The objective is to identify the controls that provide reasonable assurance that errors are prevented or detected and corrected. The project team's documentation of controls should provide a description of each control; how the control is performed; who performs the control; what data reports, files or other materials are used in performing the control; and what physical evidence, if any, is produced as a result of performing the control.

Project teams should also walk through each process and the related controls from the point at which the major classes of transactions are initiated to the end of the recording process, to confirm their understanding and the accuracy of the documentation obtained.

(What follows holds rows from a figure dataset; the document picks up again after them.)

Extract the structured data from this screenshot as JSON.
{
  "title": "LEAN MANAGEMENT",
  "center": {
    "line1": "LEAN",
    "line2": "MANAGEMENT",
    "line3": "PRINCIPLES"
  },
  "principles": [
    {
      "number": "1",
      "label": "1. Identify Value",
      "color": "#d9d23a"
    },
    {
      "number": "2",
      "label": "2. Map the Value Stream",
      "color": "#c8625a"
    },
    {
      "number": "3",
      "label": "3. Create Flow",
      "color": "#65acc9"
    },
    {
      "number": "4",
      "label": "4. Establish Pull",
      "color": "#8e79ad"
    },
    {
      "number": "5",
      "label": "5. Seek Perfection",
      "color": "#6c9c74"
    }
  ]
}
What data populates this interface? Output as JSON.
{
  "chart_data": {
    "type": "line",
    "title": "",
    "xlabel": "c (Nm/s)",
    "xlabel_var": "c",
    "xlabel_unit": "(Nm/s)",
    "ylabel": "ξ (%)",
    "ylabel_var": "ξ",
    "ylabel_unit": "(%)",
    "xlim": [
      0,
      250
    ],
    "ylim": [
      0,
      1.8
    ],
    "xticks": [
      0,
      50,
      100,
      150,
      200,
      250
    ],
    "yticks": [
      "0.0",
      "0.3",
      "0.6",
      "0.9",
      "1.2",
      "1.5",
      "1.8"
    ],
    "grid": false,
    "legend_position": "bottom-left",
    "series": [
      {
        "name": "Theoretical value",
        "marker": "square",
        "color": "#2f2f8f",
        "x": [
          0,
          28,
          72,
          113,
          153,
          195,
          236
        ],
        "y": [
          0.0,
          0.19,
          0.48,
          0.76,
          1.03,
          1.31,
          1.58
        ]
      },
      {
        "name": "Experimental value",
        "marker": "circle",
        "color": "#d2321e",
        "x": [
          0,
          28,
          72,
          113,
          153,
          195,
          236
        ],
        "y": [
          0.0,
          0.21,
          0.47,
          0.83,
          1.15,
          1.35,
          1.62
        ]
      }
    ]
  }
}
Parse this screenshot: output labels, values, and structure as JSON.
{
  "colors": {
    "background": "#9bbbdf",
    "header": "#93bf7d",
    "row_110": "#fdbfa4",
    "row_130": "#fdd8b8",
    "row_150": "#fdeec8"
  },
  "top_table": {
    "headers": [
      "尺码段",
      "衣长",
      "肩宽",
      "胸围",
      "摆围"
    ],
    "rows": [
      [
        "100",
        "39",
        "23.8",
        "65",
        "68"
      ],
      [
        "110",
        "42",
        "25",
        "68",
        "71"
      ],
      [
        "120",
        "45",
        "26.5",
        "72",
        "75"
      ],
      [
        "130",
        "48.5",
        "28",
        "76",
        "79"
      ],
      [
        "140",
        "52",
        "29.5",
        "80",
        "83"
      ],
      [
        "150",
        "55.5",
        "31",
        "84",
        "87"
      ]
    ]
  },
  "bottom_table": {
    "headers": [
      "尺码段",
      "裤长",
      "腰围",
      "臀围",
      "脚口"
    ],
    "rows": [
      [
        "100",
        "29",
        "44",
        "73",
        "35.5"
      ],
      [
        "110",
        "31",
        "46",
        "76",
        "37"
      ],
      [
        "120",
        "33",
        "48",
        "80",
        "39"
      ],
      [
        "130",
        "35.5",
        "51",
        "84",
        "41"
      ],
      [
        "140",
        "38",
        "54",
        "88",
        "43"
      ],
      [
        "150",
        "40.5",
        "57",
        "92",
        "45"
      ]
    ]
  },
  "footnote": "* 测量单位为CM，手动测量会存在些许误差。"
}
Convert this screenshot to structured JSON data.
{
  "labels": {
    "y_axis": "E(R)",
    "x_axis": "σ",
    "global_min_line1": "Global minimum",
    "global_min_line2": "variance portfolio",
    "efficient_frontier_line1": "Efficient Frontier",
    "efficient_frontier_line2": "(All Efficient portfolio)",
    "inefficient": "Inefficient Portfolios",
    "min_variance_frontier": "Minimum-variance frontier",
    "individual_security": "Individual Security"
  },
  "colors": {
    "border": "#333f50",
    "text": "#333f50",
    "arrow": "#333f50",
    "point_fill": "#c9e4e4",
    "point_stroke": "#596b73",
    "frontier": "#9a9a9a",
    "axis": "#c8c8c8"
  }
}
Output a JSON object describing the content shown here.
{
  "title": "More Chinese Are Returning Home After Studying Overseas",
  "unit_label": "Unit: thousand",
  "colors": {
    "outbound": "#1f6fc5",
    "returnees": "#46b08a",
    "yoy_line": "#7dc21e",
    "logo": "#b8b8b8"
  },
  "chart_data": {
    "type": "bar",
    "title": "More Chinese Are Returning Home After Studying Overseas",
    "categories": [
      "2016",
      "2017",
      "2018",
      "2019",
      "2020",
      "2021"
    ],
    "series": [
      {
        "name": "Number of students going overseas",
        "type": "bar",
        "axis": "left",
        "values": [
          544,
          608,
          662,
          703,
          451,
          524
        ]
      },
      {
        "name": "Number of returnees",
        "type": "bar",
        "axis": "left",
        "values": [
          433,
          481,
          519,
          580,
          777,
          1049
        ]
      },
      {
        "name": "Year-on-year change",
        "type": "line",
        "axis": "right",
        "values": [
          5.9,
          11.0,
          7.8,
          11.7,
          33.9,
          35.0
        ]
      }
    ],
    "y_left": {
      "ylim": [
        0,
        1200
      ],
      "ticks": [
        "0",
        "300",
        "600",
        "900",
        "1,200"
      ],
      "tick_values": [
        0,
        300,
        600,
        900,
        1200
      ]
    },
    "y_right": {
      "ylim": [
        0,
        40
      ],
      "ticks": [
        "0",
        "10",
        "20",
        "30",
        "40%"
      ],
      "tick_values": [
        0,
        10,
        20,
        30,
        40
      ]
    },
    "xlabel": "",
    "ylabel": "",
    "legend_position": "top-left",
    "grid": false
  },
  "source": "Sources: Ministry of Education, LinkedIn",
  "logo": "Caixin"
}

6. Evaluate the Overall Effectiveness of the Internal Control, Identify Matters for Improvement and Establish an Effective Monitoring System.

The final phase is an overall assessment of the effectiveness of controls based on the results of the detailed evaluation performed at the process level. The controls that will be selected for testing will be those controls that provide reasonable assurance that financial statement errors are prevented or detected. The team should identify any needed enhancements and agree upon a plan of action for addressing any control deficiencies.

Finally, the company should put mechanisms in place to continually monitor and maintain the system of internal controls on an ongoing basis, with the full cooperation and participation of the HR department.